A disclosure qualifying for protection under the Order is known as a ‘qualifying disclosure’.
Such a disclosure is allowed in the following circumstances:
- where criminal activity or breach of civil law has occurred, is occurring, or is likely to occur
- where a miscarriage of justice has occurred, is occurring or is likely to occur
- where health and safety has been, is, or is likely to be compromised
- where the environment has been, is being or is likely to be damaged
- where information indicating evidence of one of the above circumstances is being or is likely to be deliberately concealed
It makes no difference whether the circumstance leading to the breach is within or outside of the UK, as long as either UK law or the law of the other jurisdiction prohibits it.
A qualifying disclosure must only be made:
- in good faith to the individual’s employer, or to any other person having legal responsibility for the conduct complained of
- for the purpose of obtaining legal advice
- where the worker is employed by the Crown or a NI department, in good faith to a Minister of the Crown or the NI department
- in good faith to a person prescribed in subordinate legislation made under the Order
Under this Order, the worker must reasonably believe that any allegation he makes is substantially true.

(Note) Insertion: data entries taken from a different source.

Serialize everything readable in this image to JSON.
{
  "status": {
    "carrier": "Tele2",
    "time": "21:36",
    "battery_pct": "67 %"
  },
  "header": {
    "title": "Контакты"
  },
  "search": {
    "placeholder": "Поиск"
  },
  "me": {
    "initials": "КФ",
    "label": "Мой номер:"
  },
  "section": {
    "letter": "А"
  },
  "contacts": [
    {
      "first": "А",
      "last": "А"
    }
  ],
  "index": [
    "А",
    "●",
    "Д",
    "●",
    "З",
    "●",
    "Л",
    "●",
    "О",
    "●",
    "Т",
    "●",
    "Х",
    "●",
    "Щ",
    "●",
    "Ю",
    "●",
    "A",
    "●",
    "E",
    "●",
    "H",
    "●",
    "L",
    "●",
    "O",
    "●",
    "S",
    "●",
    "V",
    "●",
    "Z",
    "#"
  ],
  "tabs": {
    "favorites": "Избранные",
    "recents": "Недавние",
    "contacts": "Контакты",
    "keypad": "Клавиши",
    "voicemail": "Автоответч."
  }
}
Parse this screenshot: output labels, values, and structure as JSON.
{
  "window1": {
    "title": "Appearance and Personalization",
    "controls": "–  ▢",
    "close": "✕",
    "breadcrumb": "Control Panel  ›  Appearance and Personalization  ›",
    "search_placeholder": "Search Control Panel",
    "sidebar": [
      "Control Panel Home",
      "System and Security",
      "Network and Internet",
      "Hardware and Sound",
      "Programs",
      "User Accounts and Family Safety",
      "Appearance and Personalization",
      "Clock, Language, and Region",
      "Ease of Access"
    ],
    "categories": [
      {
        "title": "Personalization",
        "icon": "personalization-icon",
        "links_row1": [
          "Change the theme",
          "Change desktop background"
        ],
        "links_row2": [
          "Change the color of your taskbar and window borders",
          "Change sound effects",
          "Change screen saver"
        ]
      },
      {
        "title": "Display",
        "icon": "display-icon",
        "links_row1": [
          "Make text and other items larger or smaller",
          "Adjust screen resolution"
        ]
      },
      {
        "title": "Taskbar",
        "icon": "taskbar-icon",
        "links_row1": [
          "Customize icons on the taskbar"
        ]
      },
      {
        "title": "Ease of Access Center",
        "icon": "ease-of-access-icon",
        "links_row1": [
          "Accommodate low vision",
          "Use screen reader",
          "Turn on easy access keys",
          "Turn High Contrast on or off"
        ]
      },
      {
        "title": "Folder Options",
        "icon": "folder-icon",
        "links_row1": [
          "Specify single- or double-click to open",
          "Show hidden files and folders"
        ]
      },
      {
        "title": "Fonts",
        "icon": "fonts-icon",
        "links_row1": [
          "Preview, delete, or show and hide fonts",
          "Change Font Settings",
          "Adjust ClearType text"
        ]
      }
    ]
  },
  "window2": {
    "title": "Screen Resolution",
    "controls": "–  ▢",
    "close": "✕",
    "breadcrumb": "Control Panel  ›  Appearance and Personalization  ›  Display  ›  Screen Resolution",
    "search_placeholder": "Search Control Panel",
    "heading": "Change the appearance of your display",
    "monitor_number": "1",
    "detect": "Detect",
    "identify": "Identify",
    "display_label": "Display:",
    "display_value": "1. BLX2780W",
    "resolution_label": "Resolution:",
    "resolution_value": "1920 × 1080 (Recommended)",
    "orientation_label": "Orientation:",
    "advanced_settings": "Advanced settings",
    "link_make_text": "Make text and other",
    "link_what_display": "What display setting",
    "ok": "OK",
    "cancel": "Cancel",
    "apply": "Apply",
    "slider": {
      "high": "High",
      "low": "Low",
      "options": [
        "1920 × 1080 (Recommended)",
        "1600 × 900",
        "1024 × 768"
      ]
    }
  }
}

If it is the employer who is responsible for the conduct complained of, the Order allows a worker to make a disclosure to a person not noted above, provided the following conditions are met:
- it must be made in good faith, and not for personal gain, with a reasonable belief that the allegations complained of are true
- the worker reasonably believes he will suffer a detriment if he makes the disclosure to his employer
- he has previously complained of the conduct and no action has been taken
- he reasonably believes that evidence of the conduct has been or will be destroyed or concealed
Such a disclosure will be subject to a test of reasonableness, which is tested with reference to:
- the person the disclosure was made to
- the seriousness of the conduct complained of
- whether the conduct is continuing
- whether any previously made complaint was acted upon
- whether the worker followed any procedure laid down by the employer
Records management considerations
Staff should be made aware of the correct procedures to be followed if circumstances arise that require them to breach confidentiality and any policy guidance/DHSSPS Circular on ‘Public Interest Disclosure’ available on the issue.